I have an RNA-seq dataset where the largest source of variation appears to be due to library size (principal component 1, which captures ~55% of the variance correlates with library size,B), even after TMM normalisation. Library sizes ranged from 13,481,192 to 22,737,049 and was spread relatively evenly between experimental groups (Top graph).
We used RUVSeq to try remove this unwanted variation. We used RUVg setting k = 1 and using the 5000 least DE genes in an initial DE analysis using edgeR
as the negative control genes (as described in the RUVseq vignette). This generated a W1 term which tracked with PC1 and library size (C & D). PCA on the RUVseq normalised counts (F) revealed that this artefact was gone (G). We then continued with differential gene expression analysis including the W1 covariate in the design matrix.
Is there something we are missing here about why this isn't a valid way to do this? A reviewer of the manuscript has voiced concerns.
I guess this is the same as here?
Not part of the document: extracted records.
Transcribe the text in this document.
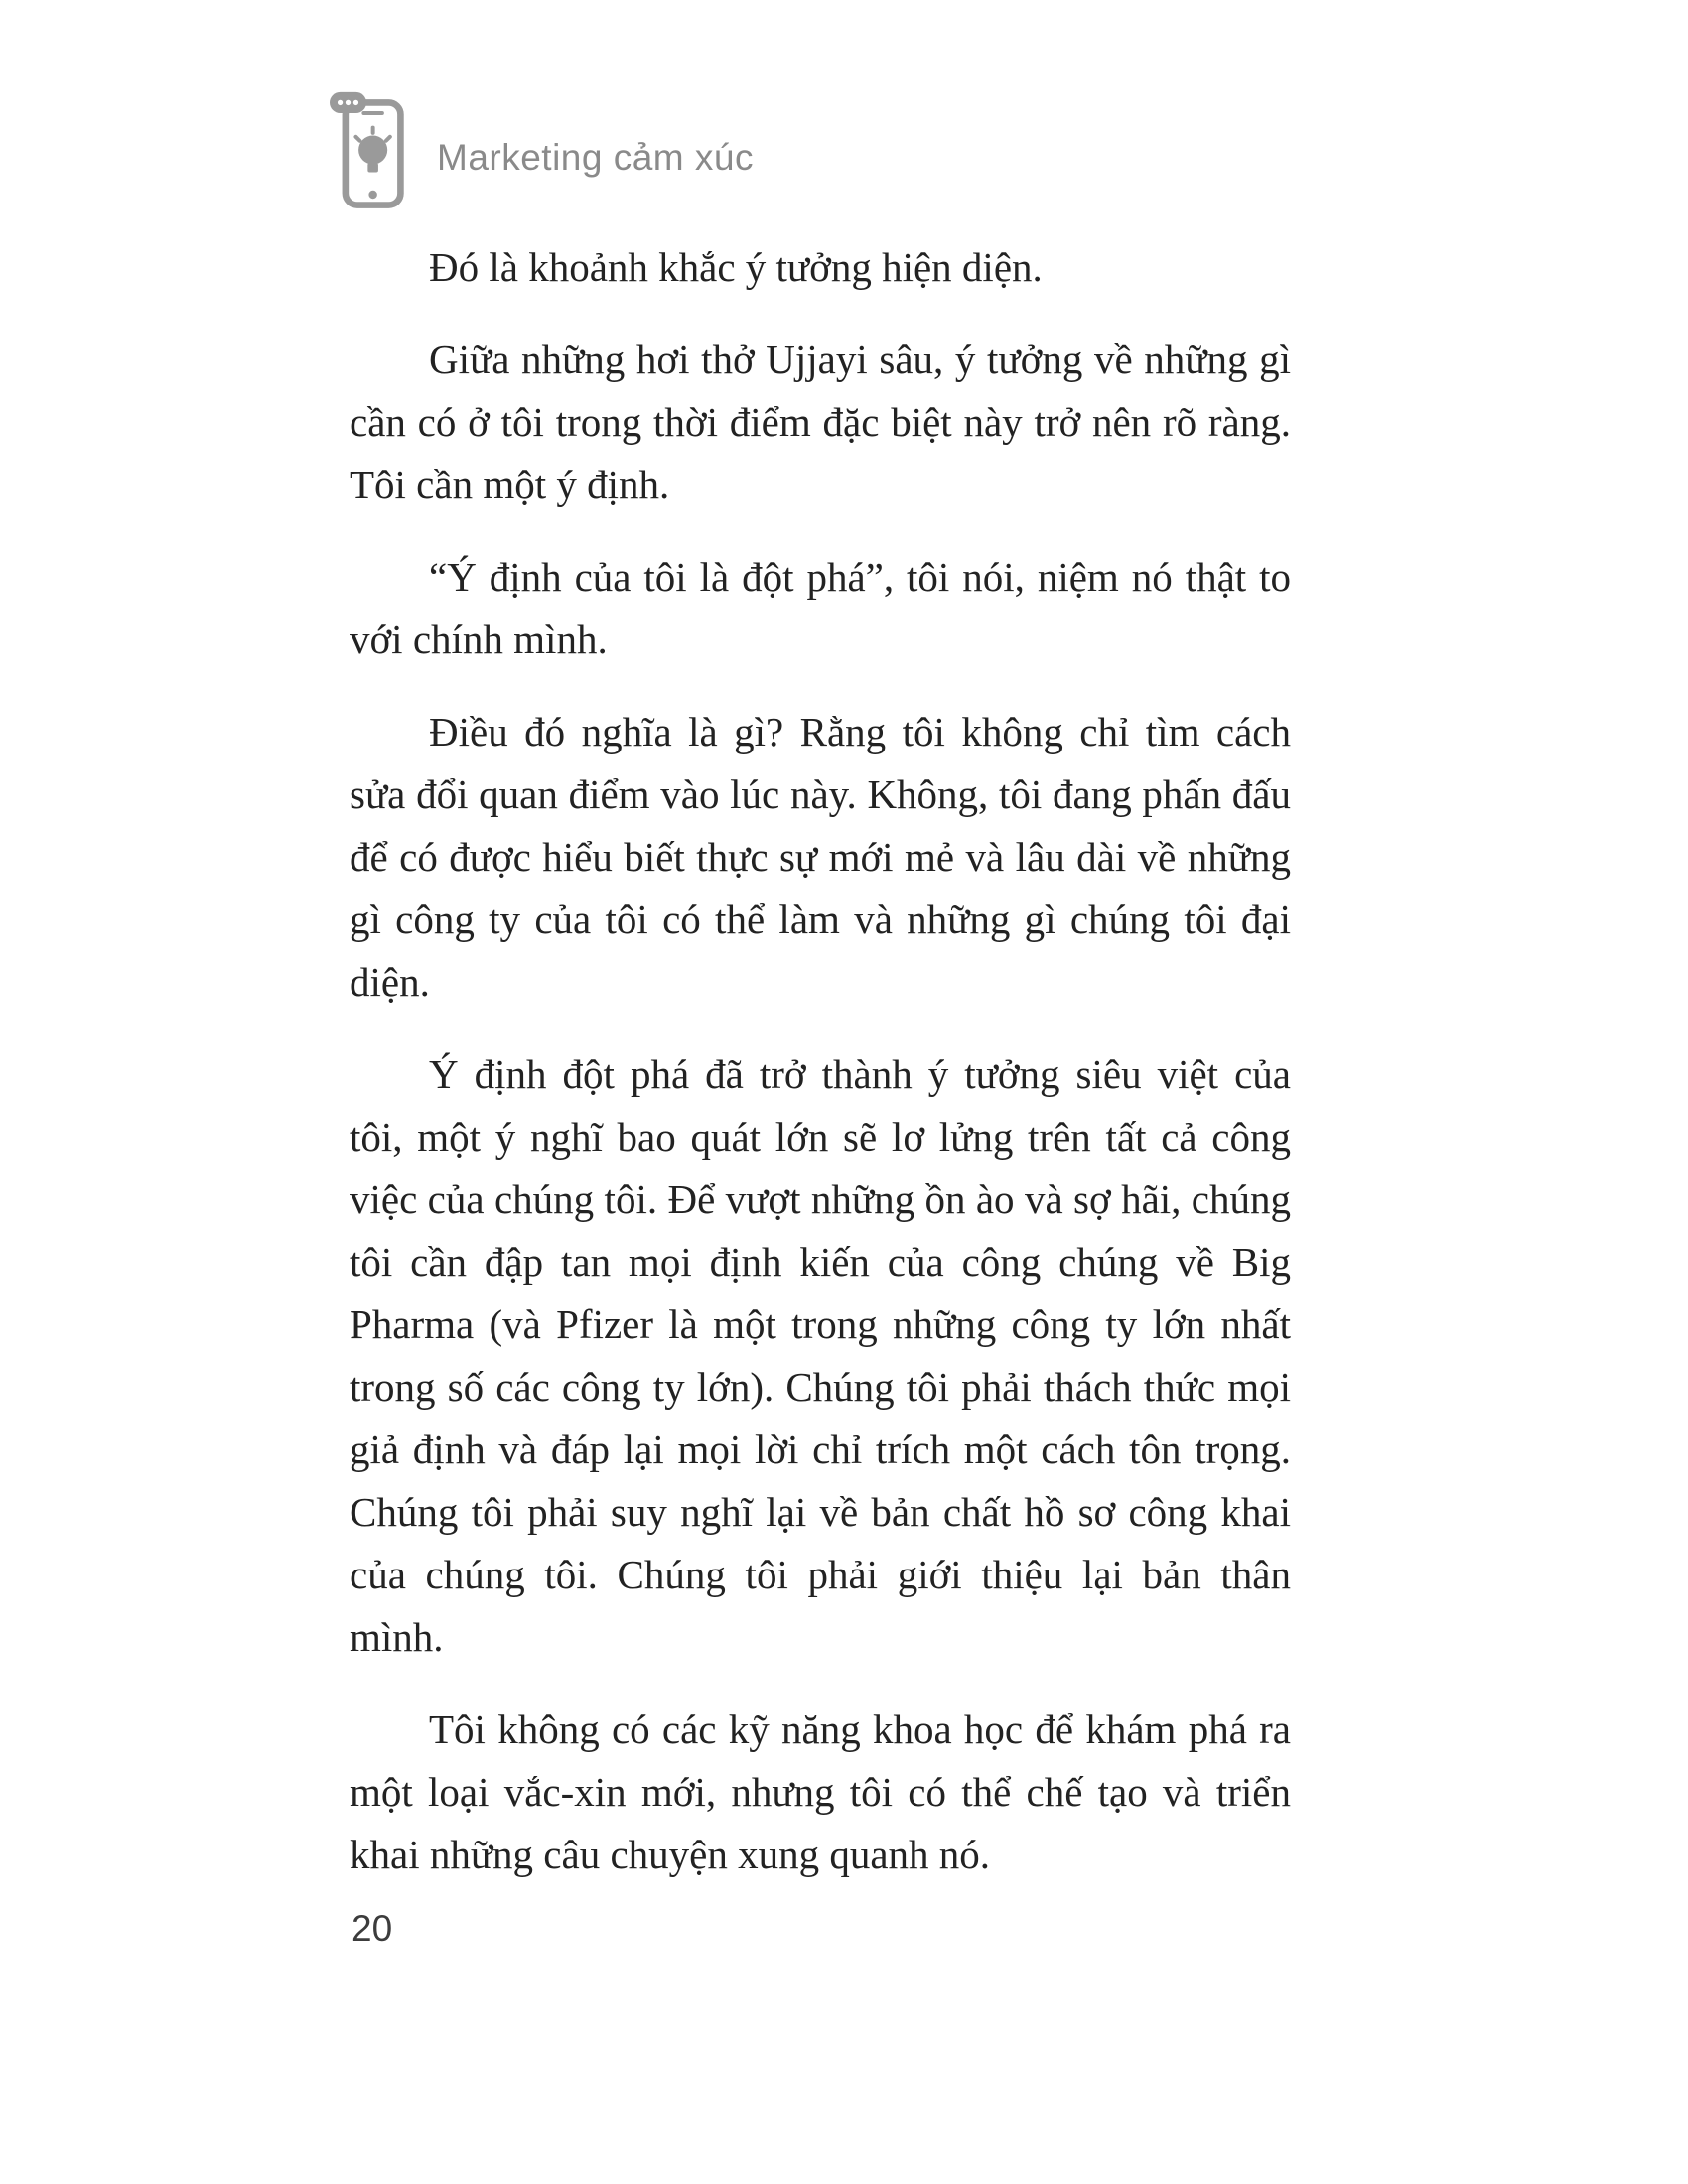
Marketing cảm xúc

Đó là khoảnh khắc ý tưởng hiện diện.

Giữa những hơi thở Ujjayi sâu, ý tưởng về những gì cần có ở tôi trong thời điểm đặc biệt này trở nên rõ ràng. Tôi cần một ý định.

“Ý định của tôi là đột phá”, tôi nói, niệm nó thật to với chính mình.

Điều đó nghĩa là gì? Rằng tôi không chỉ tìm cách sửa đổi quan điểm vào lúc này. Không, tôi đang phấn đấu để có được hiểu biết thực sự mới mẻ và lâu dài về những gì công ty của tôi có thể làm và những gì chúng tôi đại diện.

Ý định đột phá đã trở thành ý tưởng siêu việt của tôi, một ý nghĩ bao quát lớn sẽ lơ lửng trên tất cả công việc của chúng tôi. Để vượt những ồn ào và sợ hãi, chúng tôi cần đập tan mọi định kiến của công chúng về Big Pharma (và Pfizer là một trong những công ty lớn nhất trong số các công ty lớn). Chúng tôi phải thách thức mọi giả định và đáp lại mọi lời chỉ trích một cách tôn trọng. Chúng tôi phải suy nghĩ lại về bản chất hồ sơ công khai của chúng tôi. Chúng tôi phải giới thiệu lại bản thân mình.

Tôi không có các kỹ năng khoa học để khám phá ra một loại vắc-xin mới, nhưng tôi có thể chế tạo và triển khai những câu chuyện xung quanh nó.

20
As already suggested over at biostars, it would be good to know what the reviewer said and to show your code. https://www.biostars.org/p/459918/
The reviewer was concerned that using
RUVg
to remove unwanted variation due to library size was non-standard and would require substantial evidence using known data sets with known effects to gauge the impact of the approach. Below is how I performed the analysis :)Not saying you did anything wrong, but this is quite a chunk of code, and I find it odd to see a read count effect after normalization in bulk RNA-seq dominating a genotype effect. Can you, just for confidence, run a standard PCA on the top1000 most variable genes using the logcounts as input as here in part 2 of this post: https://www.biostars.org/p/461026/ and then show the resulting biplot?
This has the same pattern as the PCA on the TMM normalised counts. (before RUVseq, Fig A in the post). For this particular experiment, it makes sense that the genotype effect is small. I am looking at the effect of mutations which model human Alzheimer's disease mutations in young zebrafish, so effects may be small.